Figure de la passion dévastatrice, Médée n’a cessé d’inspirer dramaturges, compositeurs et artistes au cours des siècles. Charpentier ouvre le bal en 1693. Un siècle plus tard, Cherubini livre sa version qui laisse déjà deviner par bien des aspects l’ère romantique à venir. La Médée de Darius Milhaud prendra quant à elle des allures de bohémienne tandis que la version de Rolf Liebermann connaîtra plusieurs formes, de la cantate originelle à sa dimension pleinement opératique.
Le Théâtre des Champs Élysées vous invite à travers la Trilogie Médée à découvrir cette figure à travers plusieurs compositeurs. Le troisième volet sera consacré à la Médée de Cherubini.

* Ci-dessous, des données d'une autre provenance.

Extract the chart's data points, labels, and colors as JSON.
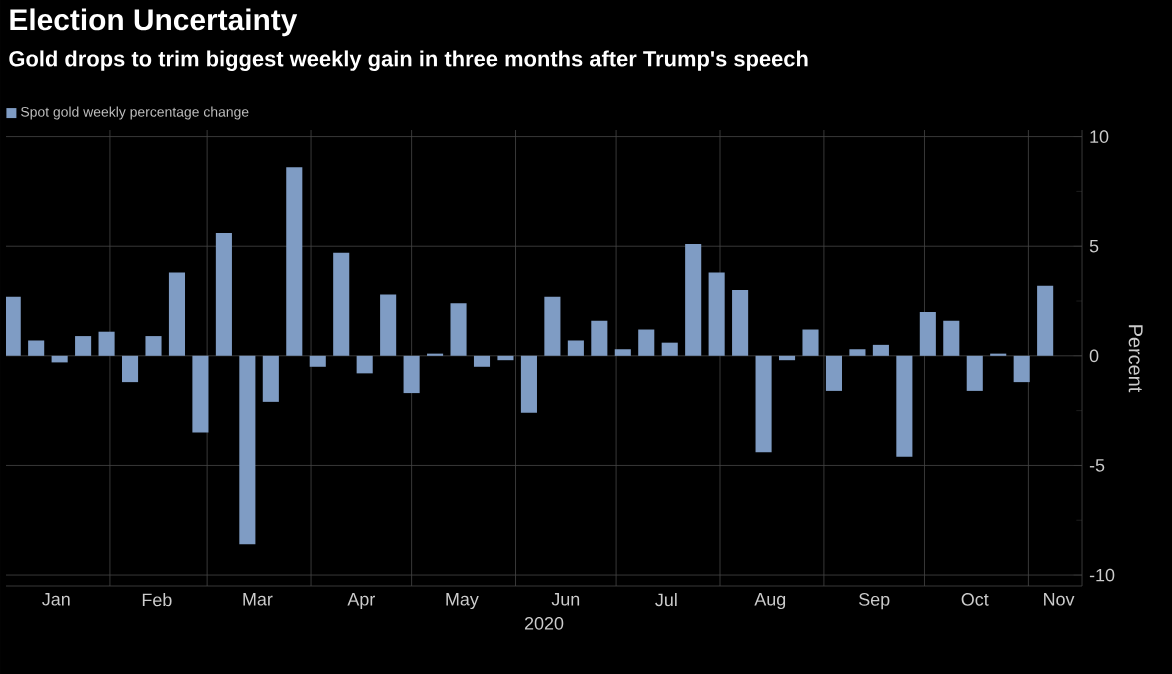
{
  "chart_data": {
    "type": "bar",
    "title": "Election Uncertainty",
    "subtitle": "Gold drops to trim biggest weekly gain in three months after Trump's speech",
    "xlabel": "2020",
    "ylabel": "Percent",
    "x": [
      "2020-01-03",
      "2020-01-10",
      "2020-01-17",
      "2020-01-24",
      "2020-01-31",
      "2020-02-07",
      "2020-02-14",
      "2020-02-21",
      "2020-02-28",
      "2020-03-06",
      "2020-03-13",
      "2020-03-20",
      "2020-03-27",
      "2020-04-03",
      "2020-04-10",
      "2020-04-17",
      "2020-04-24",
      "2020-05-01",
      "2020-05-08",
      "2020-05-15",
      "2020-05-22",
      "2020-05-29",
      "2020-06-05",
      "2020-06-12",
      "2020-06-19",
      "2020-06-26",
      "2020-07-03",
      "2020-07-10",
      "2020-07-17",
      "2020-07-24",
      "2020-07-31",
      "2020-08-07",
      "2020-08-14",
      "2020-08-21",
      "2020-08-28",
      "2020-09-04",
      "2020-09-11",
      "2020-09-18",
      "2020-09-25",
      "2020-10-02",
      "2020-10-09",
      "2020-10-16",
      "2020-10-23",
      "2020-10-30",
      "2020-11-06"
    ],
    "series": [
      {
        "name": "Spot gold weekly percentage change",
        "color": "#7f9cc4",
        "values": [
          2.7,
          0.7,
          -0.3,
          0.9,
          1.1,
          -1.2,
          0.9,
          3.8,
          -3.5,
          5.6,
          -8.6,
          -2.1,
          8.6,
          -0.5,
          4.7,
          -0.8,
          2.8,
          -1.7,
          0.1,
          2.4,
          -0.5,
          -0.2,
          -2.6,
          2.7,
          0.7,
          1.6,
          0.3,
          1.2,
          0.6,
          5.1,
          3.8,
          3.0,
          -4.4,
          -0.2,
          1.2,
          -1.6,
          0.3,
          0.5,
          -4.6,
          2.0,
          1.6,
          -1.6,
          0.1,
          -1.2,
          3.2
        ]
      }
    ],
    "xlim": [
      "2020-01-01",
      "2020-11-17"
    ],
    "xticks": [
      {
        "value": "2020-01-16",
        "label": "Jan"
      },
      {
        "value": "2020-02-01",
        "label": null
      },
      {
        "value": "2020-02-15",
        "label": "Feb"
      },
      {
        "value": "2020-03-01",
        "label": null
      },
      {
        "value": "2020-03-16",
        "label": "Mar"
      },
      {
        "value": "2020-04-01",
        "label": null
      },
      {
        "value": "2020-04-16",
        "label": "Apr"
      },
      {
        "value": "2020-05-01",
        "label": null
      },
      {
        "value": "2020-05-16",
        "label": "May"
      },
      {
        "value": "2020-06-01",
        "label": null
      },
      {
        "value": "2020-06-16",
        "label": "Jun"
      },
      {
        "value": "2020-07-01",
        "label": null
      },
      {
        "value": "2020-07-16",
        "label": "Jul"
      },
      {
        "value": "2020-08-01",
        "label": null
      },
      {
        "value": "2020-08-16",
        "label": "Aug"
      },
      {
        "value": "2020-09-01",
        "label": null
      },
      {
        "value": "2020-09-16",
        "label": "Sep"
      },
      {
        "value": "2020-10-01",
        "label": null
      },
      {
        "value": "2020-10-16",
        "label": "Oct"
      },
      {
        "value": "2020-11-01",
        "label": null
      },
      {
        "value": "2020-11-10",
        "label": "Nov"
      }
    ],
    "ylim": [
      -10.5,
      10.3
    ],
    "yticks": [
      -10,
      -5,
      0,
      5,
      10
    ],
    "grid": true,
    "legend": "top left"
  }
}
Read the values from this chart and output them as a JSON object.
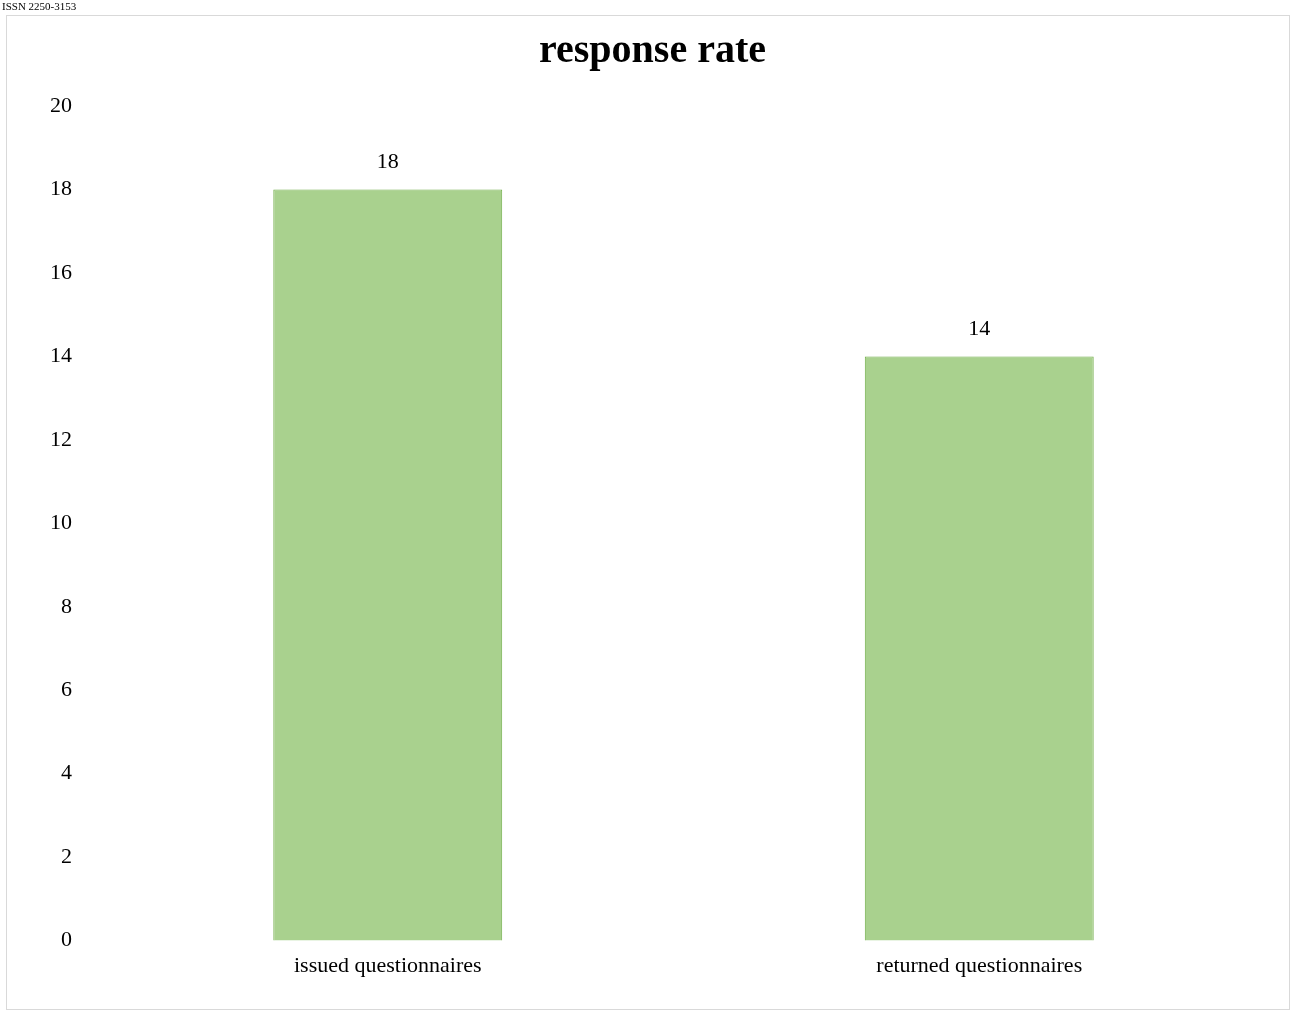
{
  "chart_data": {
    "type": "bar",
    "title": "response rate",
    "annotations": [
      "ISSN 2250-3153"
    ],
    "categories": [
      "issued questionnaires",
      "returned questionnaires"
    ],
    "values": [
      18,
      14
    ],
    "color": "#a9d18e",
    "ylim": [
      0,
      20
    ],
    "yticks": [
      0,
      2,
      4,
      6,
      8,
      10,
      12,
      14,
      16,
      18,
      20
    ],
    "grid": false,
    "legend": false,
    "data_labels": true
  }
}
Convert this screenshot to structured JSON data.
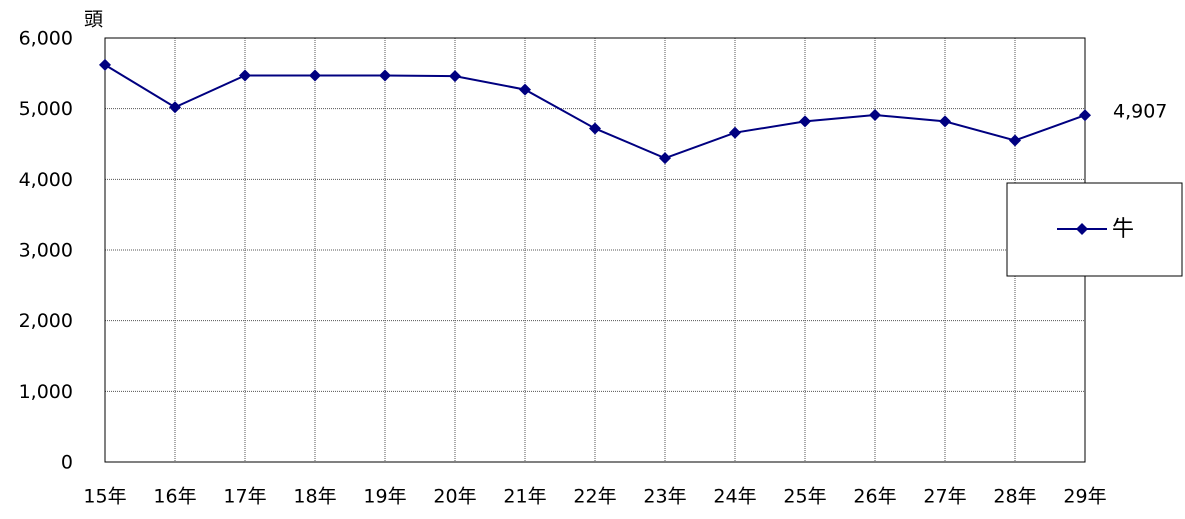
{
  "chart_data": {
    "type": "line",
    "y_unit": "頭",
    "categories": [
      "15年",
      "16年",
      "17年",
      "18年",
      "19年",
      "20年",
      "21年",
      "22年",
      "23年",
      "24年",
      "25年",
      "26年",
      "27年",
      "28年",
      "29年"
    ],
    "series": [
      {
        "name": "牛",
        "color": "#000080",
        "values": [
          5620,
          5020,
          5470,
          5470,
          5470,
          5460,
          5270,
          4720,
          4300,
          4660,
          4820,
          4910,
          4820,
          4550,
          4907
        ],
        "value_labels": [
          null,
          null,
          null,
          null,
          null,
          null,
          null,
          null,
          null,
          null,
          null,
          null,
          null,
          null,
          "4,907"
        ]
      }
    ],
    "ylim": [
      0,
      6000
    ],
    "yticks": [
      0,
      {
        "value": 1000,
        "label": "1,000"
      },
      {
        "value": 2000,
        "label": "2,000"
      },
      {
        "value": 3000,
        "label": "3,000"
      },
      {
        "value": 4000,
        "label": "4,000"
      },
      {
        "value": 5000,
        "label": "5,000"
      },
      {
        "value": 6000,
        "label": "6,000"
      }
    ],
    "grid": true,
    "legend": "right"
  }
}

Brahms, tout comme Beethoven et Wagner ne cachèrent pas leur admiration pour la partition de Cherubini, son étonnant modernisme et sa force dramatique. Dans la grande lignée de la tragédie, la profondeur de l’œuvre est toutefois surprenante pour l’époque de sa composition (Boieldieu et Méhul triomphent alors à Paris), ce qui lui vaudra d’ailleurs un succès mitigé lors de la création et une longue absence des scènes jusqu’à sa renaissance au début des années 1953 grâce à l’interprétation désormais « mythique » qu’en fit Maria Callas malheureusement dans une partition alors dénaturée. Il fallut attendre encore trente ans pour que l’ouvrage retrouve sa forme originale alternant chant et dialogues parlés et surtout ses alexandrins en français. Confronté une nouvelle fois à un mythe antique (Iphigénie en Tauride de Gluck il y a quelques saisons à l’Opéra de Paris), le metteur en scène polonais Krzysztof Warlikowski livre ici une Médée toute à la fois magnifiée et défigurée. A l’image de Médée et Jason, couple « sulfureux » par excellence, la violence et la beauté s’offre un corps-à-corps où toutes les pulsions originelles et donc charnelles sont convoquées.